A causa del grave fenomeno dell’erosione delle aree costiere destinato ad aggravarsi per effetto dei cambiamenti climatici, anche la Calabria sta perdendo parte delle proprie spiagge: nel complesso oltre il 26% della costa bassa regionale è in erosione. Sempre a livello regionale il rapporto di Legambiente segnala il valore particolarmente elevato – in rapporto alle altre regioni – delle concessioni balneari, che corrispondono al 13,8 per cento del totale italiano. In Calabria – dove ci sono 614 km di spiagge – il totale di concessioni di demanio marittimo è di 4.665, delle quali 1.677 per stabilimenti balneari, per un totale del 29,4 % di costa sabbiosa occupata.

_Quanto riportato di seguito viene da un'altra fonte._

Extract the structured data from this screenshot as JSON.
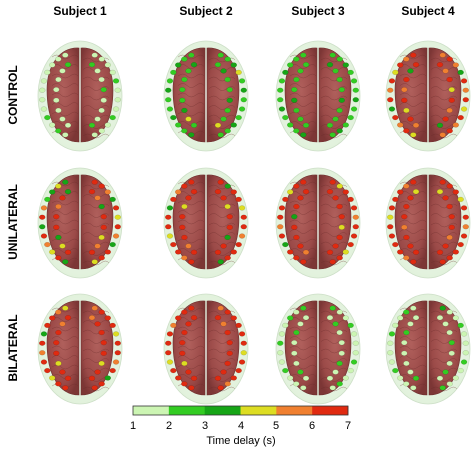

Tutte queste ragioni dovrebbero indurre la Regione Calabria a limitare l’occupazione delle spiagge, alzando il relativo limite regionale, attualmente solo del 30% a fronte del 60% di altre regioni come Puglia e Sardegna. Sarebbe necessario in questa situazione un rigoroso controllo ambientale sulle concessioni, che al momento durano da decenni, con il pagamento di canoni molto bassi e con stabilimenti balneari che spesso si trasformano in veri e propri locali che occupano il demanio in maniera stabile. La prospettiva verso cui occorre andare, insomma, è ben altra rispetto a quella prospettata dalla giunta regionale.
La Direttiva Bolkestein prevede, peraltro, che gli Stati membri possono tenere conto, nello stabilire le regole della procedura di selezione, di considerazioni di salute pubblica, di obiettivi di politica sociale della salute e sicurezza dei lavoratori dipendenti ed autonomi, della protezione dell’ambiente, della salvaguardia del patrimonio culturale e di altri motivi imperativi di interesse generale conformi al diritto comunitario. Gli stabilimenti balneari ed i titolari delle attuali concessioni che hanno ben lavorato ed investito nella giusta direzione non devono avere timore delle gare europee.
Il modello da seguire deve essere costituito da investimenti, sostenibilità e qualità per creare occupazione reale ed al contempo proteggere l’ambiente in base a criteri posti alla base, ad esempio, della prassi UNI per gli stabilimenti accessibili e sostenibili definita da Legambiente. In sostanza si devono tutelare gli imprenditori seri, onesti ed attenti all’ambiente ed alla legalità.
«La soluzione non può e non deve certamente essere quella di cedere ulteriore spiaggia – conclude Legambiente – sottraendola all’uso libero e gratuito della collettività per metterla a bando».